Leah Goldstein – one tough broad

Leah Goldstein in Redlands

ValueAct’s Leah Goldstein is no stranger to the art of defending the leader’s jersey. After grabbing the leader’s jersey in the TT, stage 4 in last year’s Mt Hood Cycling Classic, she almost singlehandedly – with only one teammate – survived the onslaught thrown at her from the Aaron’s team to take the top step in the overall classification. For the third time. In a row.

“I just dug deep, and with a little bit of luck and then at the end with 5 k to go, she just launched and I had nothing left, I would stand on my bike and I think I would almost fall off. I just had a little spin, put my head down and pray to God that I wasn’t going to pass out before the finish line.” said an exhausted Goldstein after crossing the finish in Stage 5, Mt Hood 2007 and successfully defending her jersey.

Goldstein is no stranger to pain either. The current Israeli national road race and time trial champion was the 1989 World Bantamweight kickboxing champion at the age of 17. Then Goldstein joined the Israeli Military and moved on as an Instructor for the Police Academy.

“I was an officer in the Army, and then I worked for the Academy and I have some connections there and I do some personal training for commandos and officers that need to get back into shape. I’m too old to serve, I’m considered old now.” Goldstein continued when I asked her about her current status with the army.

Goldstein had a horrible crash in a high speed descent on Stage 2 of the 2005 Cascade Classic, breaking 17 bones and had to stay 2 months in the trauma unit, and endure face reconstruction. Less than nine months after the accident, the astounding Goldstein returned to racing. But the accident has left scars, physically and mentally.

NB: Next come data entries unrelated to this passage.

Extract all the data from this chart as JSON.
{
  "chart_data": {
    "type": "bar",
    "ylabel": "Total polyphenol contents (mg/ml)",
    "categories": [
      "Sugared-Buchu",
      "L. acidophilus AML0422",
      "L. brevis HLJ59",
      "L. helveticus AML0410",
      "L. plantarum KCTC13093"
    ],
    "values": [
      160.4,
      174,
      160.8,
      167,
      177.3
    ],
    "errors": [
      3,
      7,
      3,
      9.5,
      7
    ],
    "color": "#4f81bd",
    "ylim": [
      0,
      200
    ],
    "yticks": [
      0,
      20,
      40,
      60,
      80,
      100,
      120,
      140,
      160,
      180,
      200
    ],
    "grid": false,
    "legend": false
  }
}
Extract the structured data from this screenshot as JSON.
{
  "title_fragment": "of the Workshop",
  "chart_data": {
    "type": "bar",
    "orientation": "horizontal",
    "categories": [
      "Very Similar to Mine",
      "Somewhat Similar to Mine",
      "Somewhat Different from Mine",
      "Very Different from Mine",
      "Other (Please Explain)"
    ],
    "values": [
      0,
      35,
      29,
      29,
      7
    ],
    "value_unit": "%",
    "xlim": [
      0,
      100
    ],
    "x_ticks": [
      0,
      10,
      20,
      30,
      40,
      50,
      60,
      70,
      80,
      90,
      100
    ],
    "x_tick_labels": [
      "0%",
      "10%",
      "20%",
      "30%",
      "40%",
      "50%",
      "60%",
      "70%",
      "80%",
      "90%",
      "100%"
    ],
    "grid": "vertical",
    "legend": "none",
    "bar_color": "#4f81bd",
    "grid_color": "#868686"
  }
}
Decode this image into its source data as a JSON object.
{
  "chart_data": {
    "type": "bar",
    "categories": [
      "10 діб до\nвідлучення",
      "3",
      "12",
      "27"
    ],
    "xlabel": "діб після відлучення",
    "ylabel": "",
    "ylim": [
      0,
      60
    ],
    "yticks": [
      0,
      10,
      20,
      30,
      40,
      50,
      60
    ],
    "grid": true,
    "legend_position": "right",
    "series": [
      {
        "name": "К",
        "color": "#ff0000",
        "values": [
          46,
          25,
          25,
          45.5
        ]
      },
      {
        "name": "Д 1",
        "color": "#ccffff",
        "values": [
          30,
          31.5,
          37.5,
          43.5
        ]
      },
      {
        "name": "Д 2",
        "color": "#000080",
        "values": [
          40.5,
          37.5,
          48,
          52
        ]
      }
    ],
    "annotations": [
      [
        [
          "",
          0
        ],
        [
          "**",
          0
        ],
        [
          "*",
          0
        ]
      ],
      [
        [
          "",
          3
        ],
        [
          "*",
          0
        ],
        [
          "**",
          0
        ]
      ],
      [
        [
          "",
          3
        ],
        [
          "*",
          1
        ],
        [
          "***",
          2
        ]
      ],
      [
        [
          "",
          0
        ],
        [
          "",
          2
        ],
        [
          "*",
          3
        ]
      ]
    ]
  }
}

“I still have a fear, and these girls know that I have fear of descending, I’m very careful, I have to play safe, I am very selective with what I race, I don’t do crits. I can’t sprint, my mum can beat me in a sprint for godsake.” explained Goldstein (in 2007) about her fear after the crash.

New to the ValueAct team this year, Goldstein is the current leader (with a 33 seconds lead) in the Pro Women’s race after 2 stages in the Tour of the Gila, a race known for its climbing and scary descents. One tough broad.